Dans la loi de finances 2026, il est prévu un prélèvement de 20% sur les recettes des chauffeurs qui utilisent les services numériques (Yango, Gozem...). Comment appréciez-vous cette nouvelle disposition ?
Cette nouvelle disposition fiscale soulève une série de préoccupations économiques, sociales et fiscales. Il est essentiel d'analyser cette mesure sous différents angles pour en apprécier la légitimité, l’efficacité potentielle, ainsi que ses implications sur le secteur informel, la formalisation économique et la durabilité du développement urbain. D’abord, cette initiative s’inscrit dans une logique de modernisation de la fiscalité dans un contexte marqué par l’émergence des plateformes numériques comme vecteurs clés de l’économie de la mobilité urbaine.

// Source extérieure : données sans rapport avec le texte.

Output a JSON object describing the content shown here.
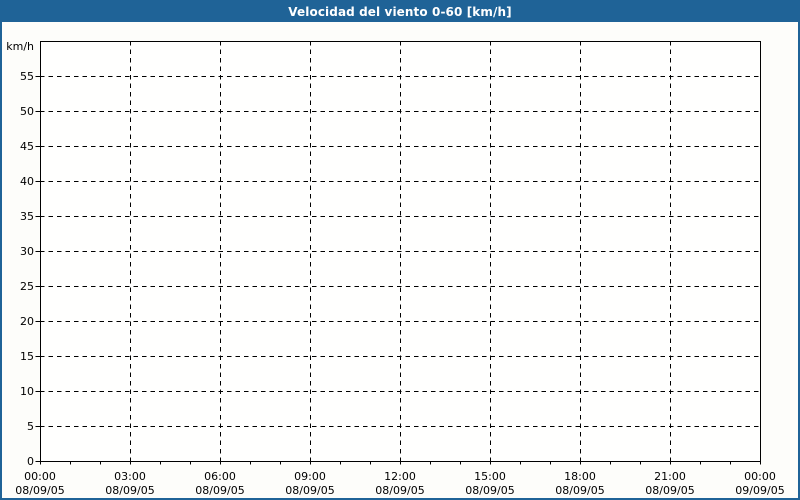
{
  "title": "Velocidad del viento 0-60 [km/h]",
  "colors": {
    "titlebar_bg": "#1f6397",
    "titlebar_text": "#ffffff",
    "frame_border": "#1f6397",
    "page_bg": "#fdfdfa",
    "plot_bg": "#fffffe",
    "grid_color": "#000000",
    "axis_color": "#000000",
    "label_color": "#000000"
  },
  "chart_data": {
    "type": "line",
    "title": "Velocidad del viento 0-60 [km/h]",
    "ylabel": "km/h",
    "xlabel": "",
    "ylim": [
      0,
      60
    ],
    "yticks": [
      0,
      5,
      10,
      15,
      20,
      25,
      30,
      35,
      40,
      45,
      50,
      55
    ],
    "x_hours_total": 24,
    "x_minor_step_hours": 1,
    "x_major_step_hours": 3,
    "x_major_labels": [
      {
        "time": "00:00",
        "date": "08/09/05"
      },
      {
        "time": "03:00",
        "date": "08/09/05"
      },
      {
        "time": "06:00",
        "date": "08/09/05"
      },
      {
        "time": "09:00",
        "date": "08/09/05"
      },
      {
        "time": "12:00",
        "date": "08/09/05"
      },
      {
        "time": "15:00",
        "date": "08/09/05"
      },
      {
        "time": "18:00",
        "date": "08/09/05"
      },
      {
        "time": "21:00",
        "date": "08/09/05"
      },
      {
        "time": "00:00",
        "date": "09/09/05"
      }
    ],
    "grid": "dashed",
    "legend": "none",
    "series": []
  }
}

La part croissante des services de transport digitalisé dans le secteur des VTC est aujourd’hui une réalité. Ces activités, souvent exercées par des chauffeurs indépendants ou informels, échappent fréquemment à la fiscalité traditionnelle en raison de leur mode de fonctionnement décentralisé et de leur structure opératoire peu encadrée. La mise en place d’un prélèvement simplifié de 20% par course apparaît comme une démarche visant à élargir la base fiscale et à garantir une contribution équitable de ces opérateurs à l’effort collectif. Cette mesure comporte néanmoins plusieurs défis.
Quels sont ces défis ?
La majorité des chauffeurs utilisant les plateformes numériques sont issus du secteur informel, souvent avec peu ou pas de documentation administrative ou comptable. La collecte de cette taxe pourrait s’avérer compliquée si elle n’est pas accompagnée de mesures concrètes de simplification administrative ou d’automatisation du prélèvement. La plateforme pourrait même refuser d’intégrer cette contribution si elle complique la rentabilité de l’activité ou augmente les coûts de transaction pour ses chauffeurs. De plus, ces chauffeurs opèrent généralement dans un modèle à faibles marges, avec des revenus nets par course oscillant entre 1 500 et 2 500 F. L’inclusion de 10% de prélèvement additionnel, équivalant à 150-250 F par course, peut réduire leur revenu net de 15 à 20%, ce qui pourrait avoir des conséquences directes sur leur niveau de vie, et par extension, sur la stabilité sociale. D’un point de vue économique, cette taxe pourrait également entraîner une distorsion de marché en incitant certains chauffeurs à contourner la plateforme pour continuer à opérer en toute discrétion, notamment via des courses cash non déclarées ou passant par des modes de paiement alternatifs, telles que les paiements en espèces ou les paiements via des acteurs non réglementés. La migration vers l’économie parallèle risque de limiter l’efficacité de la mesure, tout en pénalisant les acteurs conformes, ce qui pourrait fragiliser la dynamique de formalisation de ce secteur en pleine croissance. Par ailleurs, cette disposition pourrait avoir des effets macroéconomiques significatifs. La création d’environ 15 000 emplois directs dans le secteur des VTC contribue déjà à la réduction du chômage urbain et à l’amélioration de la mobilité urbaine. En instaurant cette taxe, le gouvernement pourrait freiner la dynamique d’expansion du secteur digitalisé, ce qui aurait pour conséquence de maintenir une dépendance accrue aux taxis traditionnels, souvent plus polluants, moins sûrs et moins efficaces. Cela pourrait aussi limiter la capacité du secteur à générer des gains en productivité, à créer des emplois durables ou à encourager l’émergence de nouvelles formes de mobilité urbaine innovantes.
Quel impact cela peut-il avoir sur les tarifs pratiqués par ces opérateurs qui appliquaient jusqu’ici des prix concurrentiels ?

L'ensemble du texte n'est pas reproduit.